The sun rises over one of the areas now incorporated into the Lake District. Photo: Friends of the Lake District

The sun rises over one of the areas now incorporated into the Lake District. Photo: Friends of the Lake District

Scores of people saw dawn break over a national park landscape to mark the first day of the extended Lake District.

Friends of the Lake District held an early morning vigil to see the sun rise on Scout Scar, near Kendal on Monday.

Both the Lake District and Yorkshire Dales saw their areas extended from 1 August, the Dales by almost a quarter.

The campaigning charity said scores of people joined them at 5am to see in the new day, with eggs and bacon fortifying the early risers, among them many supporters and campaigners who have worked to see the extensions introduced.

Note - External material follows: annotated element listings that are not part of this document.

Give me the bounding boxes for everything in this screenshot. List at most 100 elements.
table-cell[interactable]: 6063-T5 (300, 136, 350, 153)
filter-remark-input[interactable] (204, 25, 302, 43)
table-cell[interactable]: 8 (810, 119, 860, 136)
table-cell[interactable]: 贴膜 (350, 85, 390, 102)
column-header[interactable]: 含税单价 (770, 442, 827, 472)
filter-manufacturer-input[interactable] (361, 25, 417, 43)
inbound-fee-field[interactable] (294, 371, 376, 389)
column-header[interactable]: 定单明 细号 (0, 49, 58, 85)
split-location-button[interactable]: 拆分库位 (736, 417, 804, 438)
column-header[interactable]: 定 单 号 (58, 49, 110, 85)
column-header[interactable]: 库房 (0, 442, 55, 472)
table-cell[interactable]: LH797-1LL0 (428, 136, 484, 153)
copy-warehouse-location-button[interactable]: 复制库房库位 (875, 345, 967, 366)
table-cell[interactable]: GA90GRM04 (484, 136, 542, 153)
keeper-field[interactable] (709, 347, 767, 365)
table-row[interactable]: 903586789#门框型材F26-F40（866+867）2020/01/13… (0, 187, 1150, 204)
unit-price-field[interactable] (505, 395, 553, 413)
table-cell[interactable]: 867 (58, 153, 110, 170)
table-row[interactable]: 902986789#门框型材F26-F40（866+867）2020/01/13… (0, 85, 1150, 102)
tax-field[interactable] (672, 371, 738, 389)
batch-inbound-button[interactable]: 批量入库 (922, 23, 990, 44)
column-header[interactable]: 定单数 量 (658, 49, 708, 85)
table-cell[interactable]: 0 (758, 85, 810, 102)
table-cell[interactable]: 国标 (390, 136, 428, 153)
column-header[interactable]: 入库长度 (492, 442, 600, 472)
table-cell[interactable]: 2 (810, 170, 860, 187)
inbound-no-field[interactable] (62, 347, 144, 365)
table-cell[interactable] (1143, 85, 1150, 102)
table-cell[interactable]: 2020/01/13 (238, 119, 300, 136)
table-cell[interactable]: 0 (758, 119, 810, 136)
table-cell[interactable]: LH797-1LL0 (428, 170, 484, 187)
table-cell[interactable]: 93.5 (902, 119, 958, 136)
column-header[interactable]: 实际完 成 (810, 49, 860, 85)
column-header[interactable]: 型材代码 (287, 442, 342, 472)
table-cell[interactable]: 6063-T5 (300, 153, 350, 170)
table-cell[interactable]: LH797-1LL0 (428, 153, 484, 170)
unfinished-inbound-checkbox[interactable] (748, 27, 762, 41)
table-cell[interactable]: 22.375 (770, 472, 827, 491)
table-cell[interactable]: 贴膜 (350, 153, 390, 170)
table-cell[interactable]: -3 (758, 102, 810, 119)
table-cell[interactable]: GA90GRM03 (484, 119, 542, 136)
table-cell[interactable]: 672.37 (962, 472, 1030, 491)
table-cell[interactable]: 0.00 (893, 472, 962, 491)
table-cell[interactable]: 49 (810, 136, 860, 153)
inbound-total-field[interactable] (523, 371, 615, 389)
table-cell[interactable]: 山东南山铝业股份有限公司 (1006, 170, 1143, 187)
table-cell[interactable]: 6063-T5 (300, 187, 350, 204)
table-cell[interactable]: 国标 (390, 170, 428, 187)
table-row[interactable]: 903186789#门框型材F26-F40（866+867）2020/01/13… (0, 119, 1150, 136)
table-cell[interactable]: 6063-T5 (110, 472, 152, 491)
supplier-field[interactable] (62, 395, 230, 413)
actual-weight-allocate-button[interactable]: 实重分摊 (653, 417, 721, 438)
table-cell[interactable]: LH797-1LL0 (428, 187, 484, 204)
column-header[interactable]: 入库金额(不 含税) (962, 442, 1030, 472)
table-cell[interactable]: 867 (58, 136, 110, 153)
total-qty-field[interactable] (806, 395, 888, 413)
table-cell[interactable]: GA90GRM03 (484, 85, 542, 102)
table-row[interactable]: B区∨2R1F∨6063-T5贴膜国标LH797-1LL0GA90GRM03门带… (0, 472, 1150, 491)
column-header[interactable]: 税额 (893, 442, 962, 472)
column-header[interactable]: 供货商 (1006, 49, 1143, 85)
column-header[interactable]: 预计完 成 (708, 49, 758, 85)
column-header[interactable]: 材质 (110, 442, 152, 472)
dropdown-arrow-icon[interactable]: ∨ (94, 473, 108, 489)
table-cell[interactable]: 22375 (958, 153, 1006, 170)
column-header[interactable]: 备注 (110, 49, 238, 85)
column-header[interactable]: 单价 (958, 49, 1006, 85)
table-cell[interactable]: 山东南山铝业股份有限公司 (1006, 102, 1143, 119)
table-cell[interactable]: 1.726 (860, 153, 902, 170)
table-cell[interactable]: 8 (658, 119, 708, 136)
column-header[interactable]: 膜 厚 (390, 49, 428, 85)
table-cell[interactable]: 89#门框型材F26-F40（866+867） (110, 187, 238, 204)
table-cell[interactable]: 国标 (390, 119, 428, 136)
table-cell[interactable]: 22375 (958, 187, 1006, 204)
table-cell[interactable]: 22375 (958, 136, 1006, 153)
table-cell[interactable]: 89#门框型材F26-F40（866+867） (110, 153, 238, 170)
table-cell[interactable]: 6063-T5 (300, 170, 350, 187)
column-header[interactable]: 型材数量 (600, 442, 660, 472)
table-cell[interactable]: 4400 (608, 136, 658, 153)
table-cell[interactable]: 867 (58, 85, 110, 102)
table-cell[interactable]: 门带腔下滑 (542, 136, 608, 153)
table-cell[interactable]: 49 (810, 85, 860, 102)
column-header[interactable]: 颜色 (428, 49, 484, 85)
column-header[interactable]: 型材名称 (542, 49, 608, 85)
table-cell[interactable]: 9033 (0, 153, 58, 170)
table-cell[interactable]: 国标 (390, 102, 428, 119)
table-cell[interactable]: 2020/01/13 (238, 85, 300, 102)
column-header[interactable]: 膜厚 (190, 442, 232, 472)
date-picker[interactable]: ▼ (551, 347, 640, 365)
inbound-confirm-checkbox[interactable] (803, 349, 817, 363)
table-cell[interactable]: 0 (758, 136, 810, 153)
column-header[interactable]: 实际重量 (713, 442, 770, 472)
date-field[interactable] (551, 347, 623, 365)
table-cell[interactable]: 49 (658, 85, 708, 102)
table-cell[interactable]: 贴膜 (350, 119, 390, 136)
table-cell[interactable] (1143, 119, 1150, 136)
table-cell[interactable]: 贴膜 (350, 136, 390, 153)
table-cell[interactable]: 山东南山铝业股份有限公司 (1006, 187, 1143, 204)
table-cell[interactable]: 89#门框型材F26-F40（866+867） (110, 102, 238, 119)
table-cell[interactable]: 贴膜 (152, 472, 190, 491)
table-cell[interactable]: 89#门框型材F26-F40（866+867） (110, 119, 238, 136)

Policy officer at Friends of the Lake District, Alison Lax, said: “These areas have always been special and valued in Cumbria, but now it adds a level of national recognition.

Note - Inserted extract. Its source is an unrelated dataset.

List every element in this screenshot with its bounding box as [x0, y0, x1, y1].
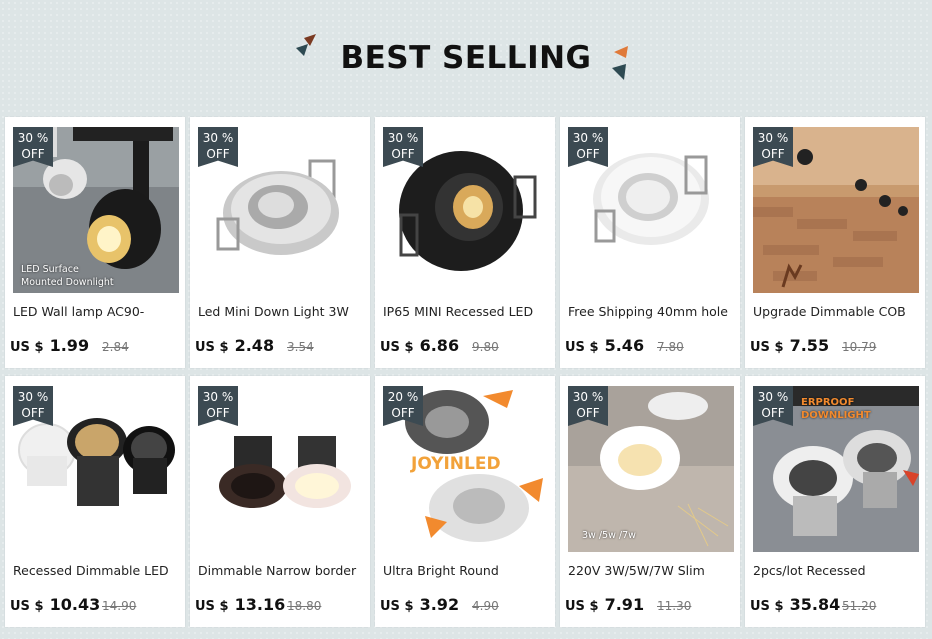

“These areas really should have been part of the parks in the first place. The landscape’s qualities are on a par with everything that was included in the parks previously.”

The extension to the parks, announced by the Department for Environment, Food and Rural Affairs in October now see the Dales stretch to the North and West and the Lakes to the East and South, with boundaries now within touching distance either side of the M6 motorway, creating a band of protected land across the North-West of England.

Britain’s oldest national conservation body welcomed the extension of the two national parks.

The Open Spaces Society said an area larger than the Isle of Wight, is now embraced by the Lake District and Yorkshire Dales national parks following a long campaign by amenity groups.

The Lake District is extended by 27 square miles, to incorporate areas such as Birkbeck Fells, Whinfell and part of the Lyth valley, while the Yorkshire Dales is expanded by 161 square miles to include parts of the Orton Fells, northern Howgill Fells, Wild Boar Fell and Mallerstang.

Open Spaces Society general secretary Kate Ashbrook said: “We are delighted that this long-unfinished business has at last been completed.

“The park borders were illogical, reflecting former local-authority boundaries which paid no attention to landscape and natural beauty.

“The society played an important role in the original establishment of national parks in England and Wales in 1949, and we have worked alongside the Campaign for National Parks, Friends of the Lake District, Yorkshire Dales Society and others to secure the inclusion of these left-out landscapes.

“The new national park areas are rich in common land and other open country where people have the right to roam free. They have a wild beauty and grandeur which deserve to be protected and recognised.

“It is entirely fitting that the new designations should take effect in the 80th anniversary year of the Campaign for National Parks, at the end of National Parks Week, and on Yorkshire Day.”